A healthy diet can look different for everyone but when it comes to fertility a focus on foods that build your gut diversity is a great foundation!
What you eat matters because the gut is connected to your immune, metabolic, endocrine, and reproductive systems; all of which work together to support your fertility.
Don’t know where to start to nurture your microbiome? Here are four evidence-backed strategies you can start implementing today!
Prioritise Plant-Based Foods
Consuming a primarily plant-based diet has many benefits for our gut microbiome. With an increase in plant-based foods there is an increase in beneficial Bifidobacterium and Lactobacillus and a reduction in pathogenic Bacteroides fragilis and Clostridium perfringens.
A diet high in plant-based foods increases fibre degrading bacteria in our microbiome. These bacteria produce beneficial compounds to strengthen the intestinal barrier, reduce inflammation, balance hormones and support your metabolic and reproductive health.
Wondering how to get more plant-based foods into your day?
Having a stir fry? Let veggies and tofu be the star of the show and serve with brown rice. Multigrain wrap for lunch? Pack it full of salad as the key ingredients. Add some spinach, tomato, mushroom, and avocado to wholegrain toast for brekky. Making a lasagne? Replace half the mince with lentils and add a few other grated veggies. Little steps go a long way!
Include Lots of Wholegrains
Yes - wholegrains are plants, but they deserve their own point as they are packed with so much fertility nurturing goodness!
Wholegrains provide a range of prebiotics to nurture your gut bugs, essential vitamins and minerals for healthy eggs and sperm, and help create a thick, receptive uterine lining.
Find out more about what wholegrains are here.
Diversity is Key
Reframe your mindset from restriction to abundance. Our gut bugs love variety so focus on what else you can add to your plate. Diversity in your diet will mean you are eating lots of different foods, each delivering their own special polyphenols, minerals, and vitamins.
Make a list and see if you are including at least 30 different plant-based foods each week- it’s a great activity to see what you are actually eating.
Think 30 sounds out of reach?
A veggie based sweet potato burger with beans and chickpeas can give you 6 plant points in the one meal.
Put your burger patty on a wholegrain bun with spinach, cashew basil pesto, and tomato and you have hit 10 plant points in the one meal!
Make a fruit crumble for brekky and you will start the day with 9 plant points.
Consider Nutritional Value
No food should be off limits.

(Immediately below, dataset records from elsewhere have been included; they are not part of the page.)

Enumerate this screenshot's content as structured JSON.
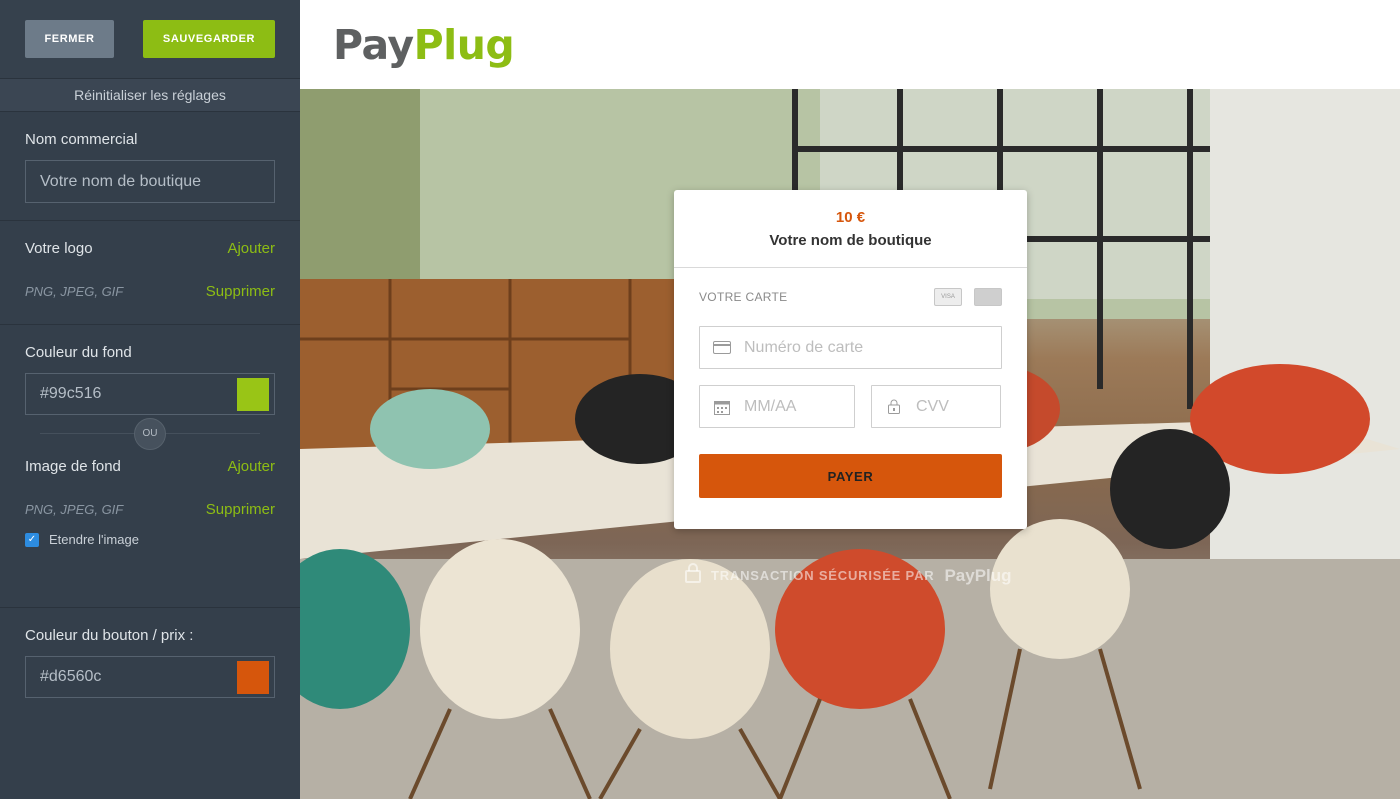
{
  "sidebar": {
    "close_label": "FERMER",
    "save_label": "SAUVEGARDER",
    "reset_label": "Réinitialiser les réglages",
    "commercial_name": {
      "label": "Nom commercial",
      "placeholder": "Votre nom de boutique"
    },
    "logo": {
      "label": "Votre logo",
      "add": "Ajouter",
      "formats": "PNG, JPEG, GIF",
      "remove": "Supprimer"
    },
    "bg_color": {
      "label": "Couleur du fond",
      "value": "#99c516",
      "swatch": "#99c516"
    },
    "or_label": "OU",
    "bg_image": {
      "label": "Image de fond",
      "add": "Ajouter",
      "formats": "PNG, JPEG, GIF",
      "remove": "Supprimer",
      "stretch_label": "Etendre l'image",
      "stretch_checked": true
    },
    "button_color": {
      "label": "Couleur du bouton / prix :",
      "value": "#d6560c",
      "swatch": "#d6560c"
    }
  },
  "header": {
    "logo_pay": "Pay",
    "logo_plug": "Plug"
  },
  "payment": {
    "price": "10 €",
    "shop_name": "Votre nom de boutique",
    "card_label": "VOTRE CARTE",
    "brand_icons": [
      "visa-icon",
      "mastercard-icon"
    ],
    "card_number_placeholder": "Numéro de carte",
    "expiry_placeholder": "MM/AA",
    "cvv_placeholder": "CVV",
    "pay_label": "PAYER"
  },
  "footer": {
    "secure_text": "TRANSACTION SÉCURISÉE PAR",
    "brand": "PayPlug"
  },
  "colors": {
    "sidebar_bg": "#343f4b",
    "accent_green": "#8dbd14",
    "accent_orange": "#d6560c"
  }
}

If it is, this can often be a trigger for cravings, unnecessary restriction or overeating. Removing labels on foods as 'good' or 'bad' can give you freedom, and with a more mindful approach to eating reflecting on how different foods make you feel, you might find yourself prioritising the intake of foods with greater nutritional value.
Ultra-processed foods tend to be high in saturated fats, trans fats and sugars. They contain lots of energy but few antioxidants or other fertility loving minerals and vitamins.
A high dietary intake of these foods has been shown to disrupte metabolic health and increase the abundance of microbes in the gut that drive inflammation.
Did your snack energize you or make you feel more tired? Tune into your body's response to what you are eating and you may notice that your gut bugs are sending you a message!